The above invention helps in securing PII including sensitive data from the third party which is an existing problem without affecting recommendation system efficiency. It gives surety of privacy as well as the superior performance.

We claim:
1. A method to address the issue pertaining to the accessibility of the personally identifiable information (PII) of the users by the third party and privacy breaches in recommender system, the present invention regarding privacy protection mechanism for users on the internet whose preferences are collected by online-sites; the k-anonymity technique is used and noise is added into user preferences to anonymize user identity before sending it to a third party for recommendation; then homomorphic encryption is performed by third-party and stored in the database, only ciphertext is sent from databases for computation furthermore, it provides recommendations to third-party in ciphertext form after that reverse process proceed, however, preferences of the user are made accessible to third-parties without revealing user identity and recommendation is produced without compromising with user privacy.

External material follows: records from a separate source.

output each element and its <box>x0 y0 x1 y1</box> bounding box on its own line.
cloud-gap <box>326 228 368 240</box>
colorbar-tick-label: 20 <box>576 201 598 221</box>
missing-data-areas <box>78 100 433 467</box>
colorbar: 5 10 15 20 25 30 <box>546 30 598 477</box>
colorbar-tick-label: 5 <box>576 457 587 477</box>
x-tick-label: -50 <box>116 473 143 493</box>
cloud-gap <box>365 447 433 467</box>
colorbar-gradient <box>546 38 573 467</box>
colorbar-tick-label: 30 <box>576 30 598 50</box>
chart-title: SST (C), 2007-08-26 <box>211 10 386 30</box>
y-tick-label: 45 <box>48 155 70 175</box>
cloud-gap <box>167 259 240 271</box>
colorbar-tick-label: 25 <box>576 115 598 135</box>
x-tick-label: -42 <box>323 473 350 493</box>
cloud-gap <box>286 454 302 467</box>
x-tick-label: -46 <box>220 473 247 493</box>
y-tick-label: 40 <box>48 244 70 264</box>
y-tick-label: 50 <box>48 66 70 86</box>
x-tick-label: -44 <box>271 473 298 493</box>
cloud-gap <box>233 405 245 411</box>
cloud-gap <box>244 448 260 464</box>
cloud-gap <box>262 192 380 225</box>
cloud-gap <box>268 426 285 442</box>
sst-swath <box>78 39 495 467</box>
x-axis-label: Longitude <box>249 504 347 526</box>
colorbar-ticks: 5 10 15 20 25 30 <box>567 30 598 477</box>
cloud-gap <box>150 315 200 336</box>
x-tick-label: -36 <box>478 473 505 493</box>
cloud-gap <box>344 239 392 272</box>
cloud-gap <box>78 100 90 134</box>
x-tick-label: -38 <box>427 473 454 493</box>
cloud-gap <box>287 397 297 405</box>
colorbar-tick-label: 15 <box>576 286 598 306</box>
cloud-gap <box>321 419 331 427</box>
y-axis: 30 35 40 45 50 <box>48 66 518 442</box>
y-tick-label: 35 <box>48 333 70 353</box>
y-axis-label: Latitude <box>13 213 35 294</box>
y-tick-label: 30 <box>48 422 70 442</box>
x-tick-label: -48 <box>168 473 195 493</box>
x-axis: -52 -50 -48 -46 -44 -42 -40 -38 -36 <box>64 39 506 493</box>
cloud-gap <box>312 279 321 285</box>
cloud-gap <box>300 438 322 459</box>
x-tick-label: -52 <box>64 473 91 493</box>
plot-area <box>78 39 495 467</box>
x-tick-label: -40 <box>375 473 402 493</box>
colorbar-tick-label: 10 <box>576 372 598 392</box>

2. A method for privacy protection recommender system as claimed in claim 1 wherein user preferences is stored by sites on the internet for recommendation generation.
3. A method for privacy protection recommender system as claimed in claim 1 wherein the k-anonymity technique is used for making user profile anonymous from third-party and motivated hackers and spoofers.
4. A method for privacy protection recommender system as claimed in claim 1 wherein user preferences is sent to third-party with the anonymous profile.
5. A method for privacy protection recommender system as claimed in claim 1 wherein third-party perform homomorphic encryption on the anonymized user preferences.

6. A method for privacy protection recommender system as claimed in claim 1 wherein all the preferences in the encrypted form as claimed in claim 5 stored in the database.
7. A method for privacy protection recommender system as claimed in claim 1 wherein encrypted preferences as claimed in claim 5 after getting from the database and sent for computation to form a recommendation for the user.
8. A method for privacy protection recommender system as claimed in claim 1 wherein recommendation is generated in an encrypted form where computation is performed as claimed in claim 7.
9. A method for privacy protection recommender system as claimed in claim 1 wherein all the recommendations in the encrypted form as claimed in claim 8 sent to third-party to decrypt and also send back to sites.
10. A method for privacy protection recommender system as claimed in claim 1 wherein noise is removed from user-profiles and recommendation sent to users without privacy breach.